Parent advocate Sheila Moore, mother to a 21-year-old with Down syndrome and executive director of theDown Syndrome Association of Middle Tennessee, explained that the path of a family who has a child with Down syndrome is much different than that of a family facing autism because the diagnosis is at birth.
“Parents of children with Down syndrome simply want to increase the quality of life for our children,” Moore said. “I wouldn’t change [my son] for anything because without Down syndrome he wouldn’t be the same person, and he has such beautiful, loving qualities. But, if I could cure his medical issues, help him find a good job, or do anything to make his quality of life better, I would.”
Kyle Brothers, instructor in the department of Pediatrics, says while it is right to work towards cures for disabilities, he would like to see more effort put towards lightening the burdens faced by families who have a member with a disability.
“There is a meaningful need for work to find cures for disabilities, but we don’t want to go changing people to fit our world,” Brothers said. “We currently structure the world for typical kids. We should be structuring the world so that we do everything we can to make the lives of children with disabilities easier.”
Victor Anderson, Oberlin Alumni Professor of Christian Ethics, discussed the historical but often still prevalent confusion of disabilities and cures within religious communities.

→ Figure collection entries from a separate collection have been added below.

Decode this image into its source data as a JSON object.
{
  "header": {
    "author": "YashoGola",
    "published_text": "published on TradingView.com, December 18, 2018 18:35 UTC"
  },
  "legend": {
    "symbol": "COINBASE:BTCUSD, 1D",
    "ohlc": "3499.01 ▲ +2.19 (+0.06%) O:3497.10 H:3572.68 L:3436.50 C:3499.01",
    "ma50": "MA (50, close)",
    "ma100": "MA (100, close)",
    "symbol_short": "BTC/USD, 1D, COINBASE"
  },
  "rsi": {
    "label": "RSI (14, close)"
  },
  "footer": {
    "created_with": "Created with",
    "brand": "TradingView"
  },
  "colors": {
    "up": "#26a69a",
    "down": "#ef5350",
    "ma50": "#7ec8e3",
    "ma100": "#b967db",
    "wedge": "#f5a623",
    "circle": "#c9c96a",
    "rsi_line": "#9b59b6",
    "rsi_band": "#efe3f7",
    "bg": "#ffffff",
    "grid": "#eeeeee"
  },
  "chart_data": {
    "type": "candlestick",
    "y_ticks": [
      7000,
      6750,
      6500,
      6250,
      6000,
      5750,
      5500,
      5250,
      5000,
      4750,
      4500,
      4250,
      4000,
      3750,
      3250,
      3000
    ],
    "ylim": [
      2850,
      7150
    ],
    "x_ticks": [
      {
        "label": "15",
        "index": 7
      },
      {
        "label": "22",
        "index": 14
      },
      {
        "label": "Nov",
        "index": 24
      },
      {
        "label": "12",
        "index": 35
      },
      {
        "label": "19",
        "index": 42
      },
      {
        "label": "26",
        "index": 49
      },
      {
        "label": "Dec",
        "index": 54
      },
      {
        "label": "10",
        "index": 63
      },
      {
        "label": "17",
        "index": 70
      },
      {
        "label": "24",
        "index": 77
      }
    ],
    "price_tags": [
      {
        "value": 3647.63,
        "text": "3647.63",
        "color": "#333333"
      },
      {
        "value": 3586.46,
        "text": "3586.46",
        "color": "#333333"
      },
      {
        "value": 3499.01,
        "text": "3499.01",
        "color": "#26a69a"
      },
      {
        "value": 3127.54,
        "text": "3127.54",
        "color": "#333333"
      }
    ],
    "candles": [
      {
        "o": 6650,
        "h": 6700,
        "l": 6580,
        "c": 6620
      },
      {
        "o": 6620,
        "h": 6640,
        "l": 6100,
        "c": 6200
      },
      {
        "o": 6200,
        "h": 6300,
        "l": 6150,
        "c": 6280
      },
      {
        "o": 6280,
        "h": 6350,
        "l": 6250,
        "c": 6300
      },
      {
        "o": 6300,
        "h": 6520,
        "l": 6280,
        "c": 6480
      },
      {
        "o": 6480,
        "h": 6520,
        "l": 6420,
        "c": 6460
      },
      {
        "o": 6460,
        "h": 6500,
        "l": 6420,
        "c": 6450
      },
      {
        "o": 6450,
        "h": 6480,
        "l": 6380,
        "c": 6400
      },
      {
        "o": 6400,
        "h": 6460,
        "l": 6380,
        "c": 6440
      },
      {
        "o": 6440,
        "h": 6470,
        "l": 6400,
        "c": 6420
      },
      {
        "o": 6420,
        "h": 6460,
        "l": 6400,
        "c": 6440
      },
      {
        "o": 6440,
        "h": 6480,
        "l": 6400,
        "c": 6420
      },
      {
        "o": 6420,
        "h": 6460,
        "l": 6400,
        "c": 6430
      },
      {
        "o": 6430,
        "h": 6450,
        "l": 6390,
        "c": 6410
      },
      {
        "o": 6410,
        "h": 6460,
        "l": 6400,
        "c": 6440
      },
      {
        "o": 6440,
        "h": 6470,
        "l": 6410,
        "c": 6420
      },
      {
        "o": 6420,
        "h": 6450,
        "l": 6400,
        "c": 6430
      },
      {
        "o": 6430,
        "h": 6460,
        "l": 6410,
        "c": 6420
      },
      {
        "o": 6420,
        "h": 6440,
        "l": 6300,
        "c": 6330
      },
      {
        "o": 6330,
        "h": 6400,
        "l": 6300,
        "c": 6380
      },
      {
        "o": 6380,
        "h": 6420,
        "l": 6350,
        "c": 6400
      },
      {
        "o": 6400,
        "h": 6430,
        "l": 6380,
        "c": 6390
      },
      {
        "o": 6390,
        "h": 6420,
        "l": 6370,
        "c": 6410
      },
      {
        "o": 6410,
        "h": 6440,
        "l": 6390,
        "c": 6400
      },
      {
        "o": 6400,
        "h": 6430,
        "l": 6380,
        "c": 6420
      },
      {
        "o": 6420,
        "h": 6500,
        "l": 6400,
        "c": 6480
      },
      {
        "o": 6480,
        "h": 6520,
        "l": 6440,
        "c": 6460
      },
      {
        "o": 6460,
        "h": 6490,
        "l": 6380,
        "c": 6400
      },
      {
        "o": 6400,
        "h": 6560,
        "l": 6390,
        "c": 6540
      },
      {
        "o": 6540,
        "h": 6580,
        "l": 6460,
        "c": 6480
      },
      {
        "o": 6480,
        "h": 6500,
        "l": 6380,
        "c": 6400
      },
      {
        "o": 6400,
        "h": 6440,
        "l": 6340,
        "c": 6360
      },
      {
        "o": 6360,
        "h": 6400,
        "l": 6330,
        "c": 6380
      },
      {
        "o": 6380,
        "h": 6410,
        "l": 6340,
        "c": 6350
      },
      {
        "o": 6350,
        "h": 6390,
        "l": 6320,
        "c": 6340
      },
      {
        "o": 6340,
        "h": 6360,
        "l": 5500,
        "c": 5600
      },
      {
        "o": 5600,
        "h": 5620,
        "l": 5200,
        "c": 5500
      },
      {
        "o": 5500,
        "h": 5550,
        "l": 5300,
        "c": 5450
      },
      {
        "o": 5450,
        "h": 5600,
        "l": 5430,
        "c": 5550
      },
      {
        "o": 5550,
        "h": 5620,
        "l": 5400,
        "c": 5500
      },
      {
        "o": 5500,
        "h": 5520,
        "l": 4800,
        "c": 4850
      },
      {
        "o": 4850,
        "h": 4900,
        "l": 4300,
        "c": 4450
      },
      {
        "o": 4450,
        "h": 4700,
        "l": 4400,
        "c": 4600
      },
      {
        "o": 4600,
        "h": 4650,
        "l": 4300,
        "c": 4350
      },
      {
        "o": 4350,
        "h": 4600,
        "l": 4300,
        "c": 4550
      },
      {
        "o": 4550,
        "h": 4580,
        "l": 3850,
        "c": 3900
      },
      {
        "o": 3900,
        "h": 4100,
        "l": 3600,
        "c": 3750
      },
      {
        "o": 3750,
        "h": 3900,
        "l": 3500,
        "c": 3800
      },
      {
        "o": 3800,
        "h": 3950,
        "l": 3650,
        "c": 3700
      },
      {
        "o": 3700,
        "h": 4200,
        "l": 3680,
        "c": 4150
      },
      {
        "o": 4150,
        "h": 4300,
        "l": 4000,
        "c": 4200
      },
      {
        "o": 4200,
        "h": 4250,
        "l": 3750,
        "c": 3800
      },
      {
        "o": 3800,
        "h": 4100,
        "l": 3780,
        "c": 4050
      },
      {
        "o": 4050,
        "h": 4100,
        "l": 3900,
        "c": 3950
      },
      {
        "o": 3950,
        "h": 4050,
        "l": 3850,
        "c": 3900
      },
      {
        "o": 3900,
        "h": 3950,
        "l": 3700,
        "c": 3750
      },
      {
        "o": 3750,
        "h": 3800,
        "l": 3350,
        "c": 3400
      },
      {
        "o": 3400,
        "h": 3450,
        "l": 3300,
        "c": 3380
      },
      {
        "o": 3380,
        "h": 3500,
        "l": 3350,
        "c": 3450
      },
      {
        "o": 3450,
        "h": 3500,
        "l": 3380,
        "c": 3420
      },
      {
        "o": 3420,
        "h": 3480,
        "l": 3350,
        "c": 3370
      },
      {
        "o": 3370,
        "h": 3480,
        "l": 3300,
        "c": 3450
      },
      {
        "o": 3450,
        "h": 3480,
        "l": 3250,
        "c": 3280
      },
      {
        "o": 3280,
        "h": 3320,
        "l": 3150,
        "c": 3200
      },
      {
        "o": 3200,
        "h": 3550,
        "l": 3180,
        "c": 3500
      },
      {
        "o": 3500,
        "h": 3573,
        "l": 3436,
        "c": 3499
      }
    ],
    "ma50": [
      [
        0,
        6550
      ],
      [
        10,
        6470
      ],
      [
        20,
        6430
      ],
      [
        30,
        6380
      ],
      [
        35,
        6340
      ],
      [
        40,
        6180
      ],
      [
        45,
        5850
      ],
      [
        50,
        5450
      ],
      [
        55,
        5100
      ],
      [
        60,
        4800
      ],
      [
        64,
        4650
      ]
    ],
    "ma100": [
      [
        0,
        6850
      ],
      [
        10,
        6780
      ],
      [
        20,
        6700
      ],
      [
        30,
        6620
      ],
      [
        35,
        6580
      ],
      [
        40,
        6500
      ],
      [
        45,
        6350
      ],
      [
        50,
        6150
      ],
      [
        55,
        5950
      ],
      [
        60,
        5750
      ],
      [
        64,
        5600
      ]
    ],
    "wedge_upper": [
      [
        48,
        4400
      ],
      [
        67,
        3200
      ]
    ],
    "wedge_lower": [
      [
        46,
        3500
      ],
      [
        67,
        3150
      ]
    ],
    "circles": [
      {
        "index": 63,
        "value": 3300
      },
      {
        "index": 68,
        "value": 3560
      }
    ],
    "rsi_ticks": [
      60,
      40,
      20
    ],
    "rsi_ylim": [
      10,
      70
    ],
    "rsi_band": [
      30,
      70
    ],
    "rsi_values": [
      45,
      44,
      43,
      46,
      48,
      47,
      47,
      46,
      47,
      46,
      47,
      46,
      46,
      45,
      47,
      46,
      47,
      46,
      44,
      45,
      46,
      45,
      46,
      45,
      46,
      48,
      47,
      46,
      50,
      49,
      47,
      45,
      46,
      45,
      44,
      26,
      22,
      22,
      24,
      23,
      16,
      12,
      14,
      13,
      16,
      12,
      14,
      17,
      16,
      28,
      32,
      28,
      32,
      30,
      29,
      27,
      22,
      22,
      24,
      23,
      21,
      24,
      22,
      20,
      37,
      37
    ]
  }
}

“There is a dire need in the religious culture in America to have intense education on disabilities and faith,” Anderson said. “We need to have more honest conversations on faith and healing related to disabilities.”
Shouse stressed that with any child, it is important to “over believe” in their abilities and have the highest expectations for them.
“What is the prospect for curing a brain based disorder? I don’t know what that looks like for my son,” he said. “We try to be realistic while never stepping on hope.”
The VKC hosts the Research Ethics Grand Rounds once per semester. Hodapp said of the series, “if you leave with simple or definitive answers, then we haven’t done our job.”